La variabilità ad esempio dell’energia solare, e delle fonti rinnovabili, non consente quindi ancora una gestione “carbon neutral”. Inoltre, l’utilizzo delle risorse rinnovabili può esso stesso generare dei problemi se non opportunamente gestito, basti pensare alle implicazioni nell’uso del terreno in caso di produzione di energia eolica o energia solare. A questo si aggiungono inoltre gli impatti negativi correlati all’utilizzo dei prodotti chimici di raffreddamento ovvero, in una prospettiva più ampia, le criticità nella gestione del fine vita delle infrastrutture dismesse (rifiuti elettronici).

Un approccio strategico al green cloud computing

La sfida nella gestione delle infrastrutture dei data center consiste nella definizione di un approccio strategico al green cloud computing, che prevede di poter investire in più direzioni. Un primo ambito riguarda il miglioramento costante del PUE così come di altri indicatori rilevanti: DCiE (efficienza dell’infrastruttura del centro dati (DCiE) = 1/PUE * 100%), CUE (efficacia nell’uso del carbonio = emissioni di CO2 causate dal totale energia del data center / utilizzo di energia delle attrezzature IT), WUE (efficacia dell’uso dell’acqua: uso annuale dell’acqua del sito in litri (L) / utilizzo di energia delle apparecchiature IT in kilowattora (Kwh).

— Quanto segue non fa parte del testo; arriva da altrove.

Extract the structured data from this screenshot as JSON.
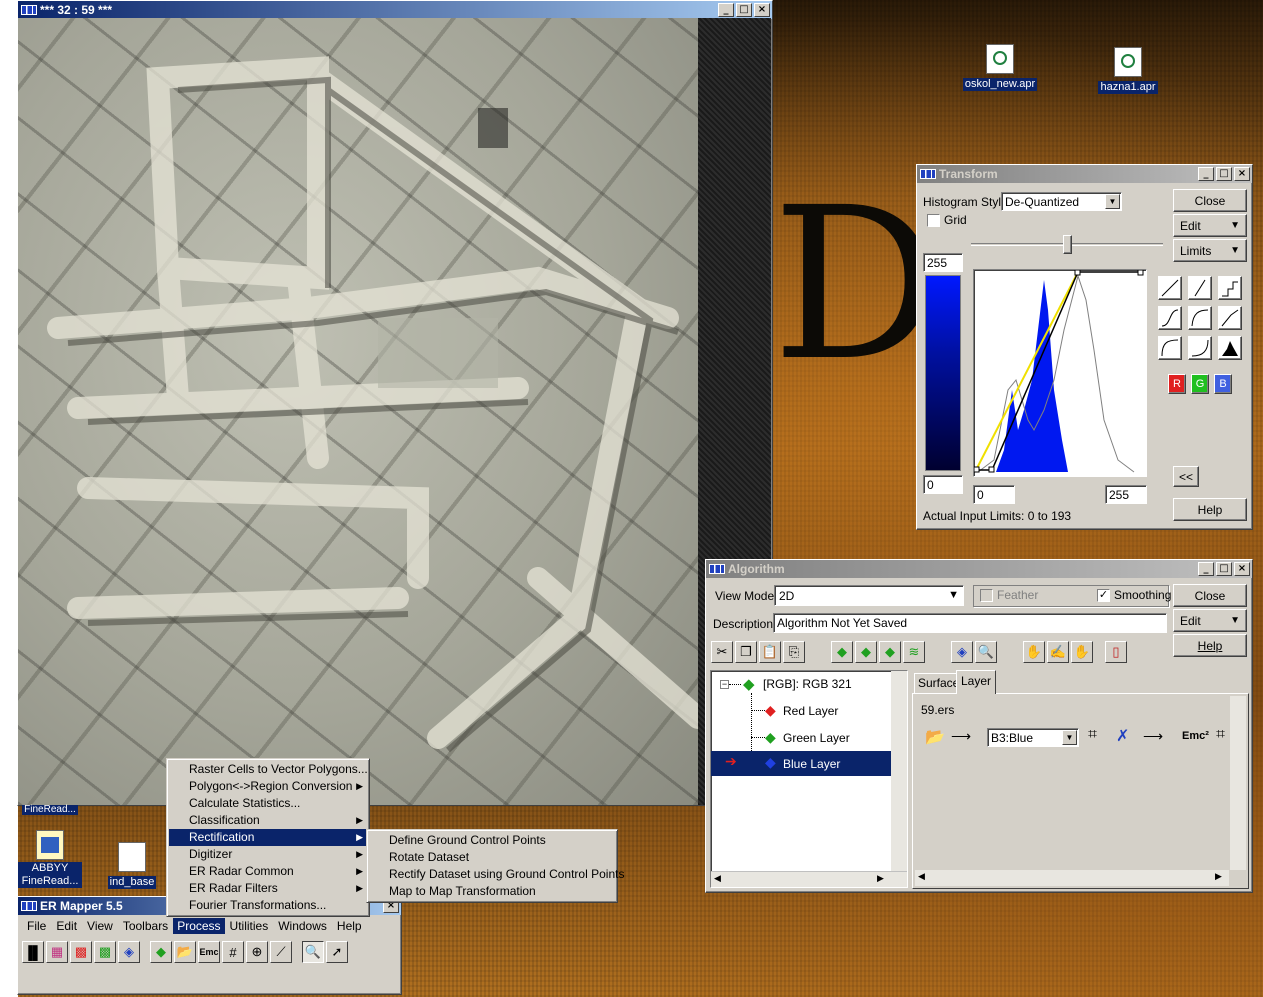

A questi occorre aggiungere l’attenzione verso la riduzione dell’uso di materiali pericolosi, promuovere la riciclabilità o la biodegradabilità dei prodotti utilizzati e dei rifiuti, così come massimizzare l’efficienza energetica durante la vita del prodotto.

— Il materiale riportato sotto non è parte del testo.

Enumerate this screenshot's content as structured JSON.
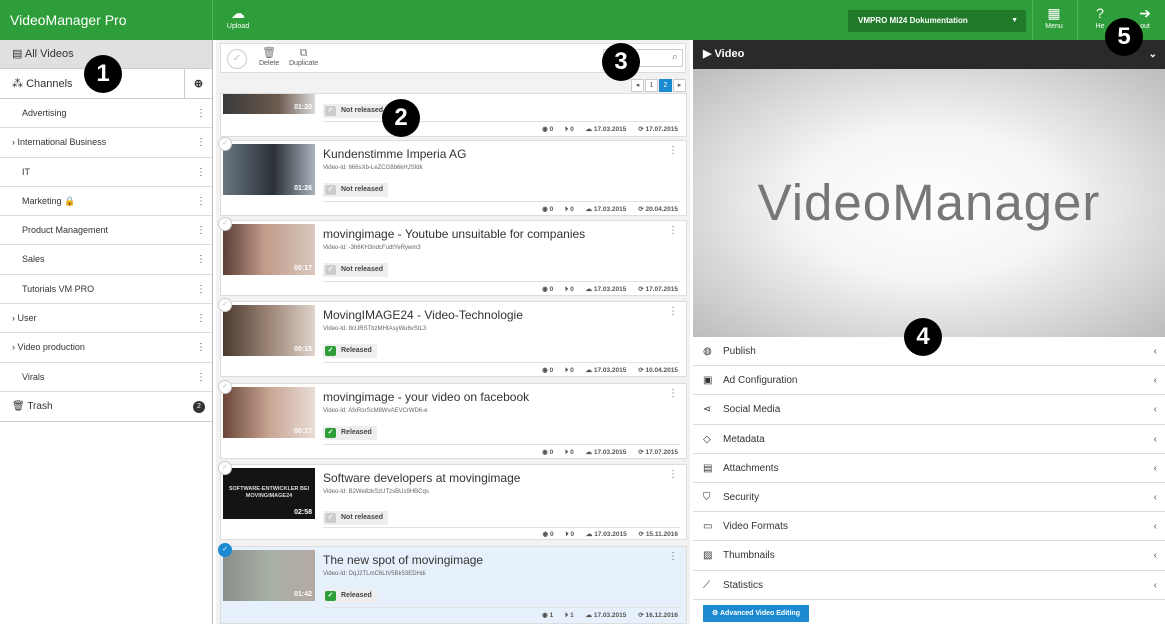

Due tendenze possono influire sul consumo energetico globale dei data center, in direzioni opposte. Da un lato l’efficientamento energetico può ridurre il consumo, in termini di infrastrutture IT sempre più efficienti. È importante avere una prospettiva dell’intera catena del valore, che includa una valutazione inerente all’impatto ambientale della propria fornitura, non solo in chiave energetica. Da questo punto di vista sono stati definiti a livello europeo dei criteri per gli Acquisti Verdi (Green Public Procurement) che possano consentire alle pubbliche amministrazioni di avere una guida per l’acquisto di servizi cloud e sviluppo infrastrutture più sostenibili. Dall’altro lato la domanda crescente di servizi spinge verso un aumento dell’energia utilizzata. Diventa importante considerare i processi di virtualizzazione del software così come della migrazione verso soluzioni a scala maggiore o hyperscale data center. L’evoluzione dei data center ha consentito in parte di mitigare la crescita dell’utilizzo dell’energia (+3% tra 2010 e 2019) attraverso una ricomposizione interna tra data center tradizionali con il cloud e l’hyperscale (Fonte IEA), rispetto ad un workload e una crescita del traffico Internet che sono aumentati dal 2010 al 2019 del +650% e 1100% rispettivamente.

Conclusioni

I grandi operatori del settore dei servizi digitali si stanno impegnando in costante processo di miglioramento su più fronti. I risultati ottenuti sono incoraggianti. Ad esempio Google ha recentemente dichiarato che circa il 63% dell’energia elettrica utilizzata nei propri data center proviene da fonti rinnovabili con lo volontà di portare questa quota al 90% nel prossimo futuro. Questi risultati hanno spinto anche molti altri operatori del settore (anche quelli di minore dimensione) a prendere importanti iniziative di miglioramento ambientale.

Da una serie di focus group che abbiamo condotto come Dipartimento di Scienze Economiche e Aziendali dell’Università di Padova con i principali operatori del mercato italiano emerge una situazione in profonda trasformazione.

Emerge tuttavia, anche una scarsa sensibilità verso un approccio circolare.

Una delle ragioni di questa ancora bassa attenzione sia a livello internazionale che nazionale al tema dell’economia circolare applicata a questa industria è la mancanza di una serie di indicatori che rendano più facile ai manager non solo identificare il problema, ma anche mettere a punto delle soluzioni. La diffusione di un indice come il PUE ha sicuramente aiutato a prendere decisioni più consapevoli e mirate. L’augurio è che identificando degli indici specifici per i data center, le imprese possano ulteriormente ridurre il proprio impatto ambientale.